La escuela no tenía preparatoria. Su papá le pidió que colaborara con la familia, habló de las preparatorias privadas como si fueran inaccesibles chaléts en Suiza y le agradeció su decisión de entrar a un barato CCH. Roxana, en cambio, orientó sus aeroplanos hacia una prepa privada que eventualmente la llevaría a su futuro de diseñadora.

Felipe sabía que la iba a ver por última vez en la fiesta de graduación. Ella lo escogió de chambelán para el vals. Después se reprochó no haberse conformado con esta preferencia. Estuvo en el pupitre vecino al de Roxana durante un año, pasó biología gracias a su ayuda, bailó con ella el vals vienés de tercero de secundaria, ¿qué más quería? Adolfo bailó con Paz y formaron la pareja más robusta y fotografiada. Felipe giró sobre el parquet del salón de fiestas y por un momento sintió una gloria aristocrática. Luego pensó que tal vez ella lo escogió porque eran de la misma estatura.

Terminada la celebración, se fueron a casa de Toño Bustillos Clark, con la certeza de que ahora sí los papás los dejarían quedarse hasta el amanecer.

Las mujeres se emborracharon por primera vez en público, hubo guerras de almohadazos y otros estropicios. Adolfo quebró un tibor chino y Felipe gozó como nunca la regañiza que le pegaron.

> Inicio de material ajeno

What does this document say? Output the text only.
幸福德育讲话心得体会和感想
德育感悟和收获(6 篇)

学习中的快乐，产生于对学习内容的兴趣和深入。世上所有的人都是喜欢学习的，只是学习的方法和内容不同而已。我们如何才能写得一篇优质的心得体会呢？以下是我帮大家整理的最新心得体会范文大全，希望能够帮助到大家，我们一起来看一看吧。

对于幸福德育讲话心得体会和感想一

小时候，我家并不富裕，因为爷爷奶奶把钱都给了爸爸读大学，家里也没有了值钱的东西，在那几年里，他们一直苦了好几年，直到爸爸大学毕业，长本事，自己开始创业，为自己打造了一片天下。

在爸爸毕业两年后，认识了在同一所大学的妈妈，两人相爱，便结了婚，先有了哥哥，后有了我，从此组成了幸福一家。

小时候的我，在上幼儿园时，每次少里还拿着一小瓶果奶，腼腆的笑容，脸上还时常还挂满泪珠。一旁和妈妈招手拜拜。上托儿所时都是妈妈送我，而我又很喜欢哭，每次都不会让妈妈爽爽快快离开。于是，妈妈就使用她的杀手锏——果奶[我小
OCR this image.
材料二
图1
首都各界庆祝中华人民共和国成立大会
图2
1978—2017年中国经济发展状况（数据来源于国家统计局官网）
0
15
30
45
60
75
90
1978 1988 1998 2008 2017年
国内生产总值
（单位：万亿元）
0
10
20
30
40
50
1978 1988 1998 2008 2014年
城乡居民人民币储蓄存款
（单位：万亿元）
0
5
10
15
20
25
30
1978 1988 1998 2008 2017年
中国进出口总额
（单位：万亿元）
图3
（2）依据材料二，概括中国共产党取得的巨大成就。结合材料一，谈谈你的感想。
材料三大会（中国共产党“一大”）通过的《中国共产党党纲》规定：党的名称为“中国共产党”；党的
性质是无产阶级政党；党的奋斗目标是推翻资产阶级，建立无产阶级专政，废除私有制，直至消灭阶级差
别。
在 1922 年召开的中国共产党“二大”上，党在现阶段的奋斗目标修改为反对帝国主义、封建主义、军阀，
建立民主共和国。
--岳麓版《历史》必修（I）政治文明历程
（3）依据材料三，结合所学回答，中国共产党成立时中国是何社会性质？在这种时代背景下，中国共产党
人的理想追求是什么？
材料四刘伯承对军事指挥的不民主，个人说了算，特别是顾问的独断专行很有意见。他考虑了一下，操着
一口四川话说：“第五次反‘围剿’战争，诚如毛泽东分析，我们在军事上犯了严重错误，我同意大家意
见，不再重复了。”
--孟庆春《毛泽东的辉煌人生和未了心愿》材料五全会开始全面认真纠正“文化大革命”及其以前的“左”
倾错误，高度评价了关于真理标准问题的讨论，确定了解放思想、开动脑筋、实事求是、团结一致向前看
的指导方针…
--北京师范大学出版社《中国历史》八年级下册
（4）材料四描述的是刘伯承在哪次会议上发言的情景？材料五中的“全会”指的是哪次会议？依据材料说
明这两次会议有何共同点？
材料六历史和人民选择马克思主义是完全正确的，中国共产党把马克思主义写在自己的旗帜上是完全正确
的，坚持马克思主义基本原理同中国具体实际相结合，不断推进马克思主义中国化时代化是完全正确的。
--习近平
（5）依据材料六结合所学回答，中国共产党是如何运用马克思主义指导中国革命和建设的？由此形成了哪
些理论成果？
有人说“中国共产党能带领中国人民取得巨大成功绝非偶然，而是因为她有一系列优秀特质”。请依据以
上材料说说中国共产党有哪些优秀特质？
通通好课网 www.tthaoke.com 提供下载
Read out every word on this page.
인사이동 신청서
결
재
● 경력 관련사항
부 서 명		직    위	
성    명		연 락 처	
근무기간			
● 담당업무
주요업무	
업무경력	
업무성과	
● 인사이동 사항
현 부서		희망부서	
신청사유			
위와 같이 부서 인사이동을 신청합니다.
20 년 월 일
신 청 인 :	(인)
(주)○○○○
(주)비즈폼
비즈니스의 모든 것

Al filo de las tres de la mañana, Felipe deambulaba por los pasillos, la corbata en la frente y un vaso de agua mineral en la mano. Entró, nomás por hacer algo, a un cuarto que estaba totalmente a oscuras. Apenas se empezaba a acostumbrar a la oscuridad cuando escuchó la voz de Roxana.

–Aquí estoy, sonso.

Se acercó, sin saber si lo hacía en la dirección correcta, hasta que sintió los brazos de Roxana en su cuello. Ella lo besó, la lengua impetuosa sobre la suya sorprendida. El vaso de agua mineral cayó al suelo, las burbujas crepitaron sobre la alfombra. Roxana bajó la mano por el pecho de Felipe y siguió hasta detenerse en el mismo sitio donde él solía detener sus preocupaciones. Se separó de pronto y encendió la luz del buró. Sin embargo, siguió actuando como si fuera a él a quien aguardaba en la recámara:

–Aquí no. Te espero en el jardín en media hora.

No podía haber otra figura más previsible en el pasillo: Adolfo caminaba con las manos en las bolsas del pantalón, la camisa entreabierta y desfajada, como si el mundo le importara un carajo. A unos metros lo esperaba el sueño de sueños, la esquiva imagen que Felipe había tratado de atrapar en sus noches solitarias, y él avanzaba con toda la calma, incluso se detuvo para contarle un chiste malísimo sobre un ruso, un americano y un indito.

A las tres y media Felipe estaba en el jardín, seguro de que ella no aparecería. Para no perder su costumbre, Roxana llevó a la graduación un vestido horrible, color fresa subido, entalladísimo, como si la hubieran enrollado a la fuerza en la tela. Se había visto como una llamarada entre los vestidos color champaña y helado de nuez de las otras compañeras. En caso de que en verdad llegara al jardín, lo haría en la forma de una detonación cromática. Felipe esperaba el destello colorado con la urgencia de un herido que aguarda una ambulancia.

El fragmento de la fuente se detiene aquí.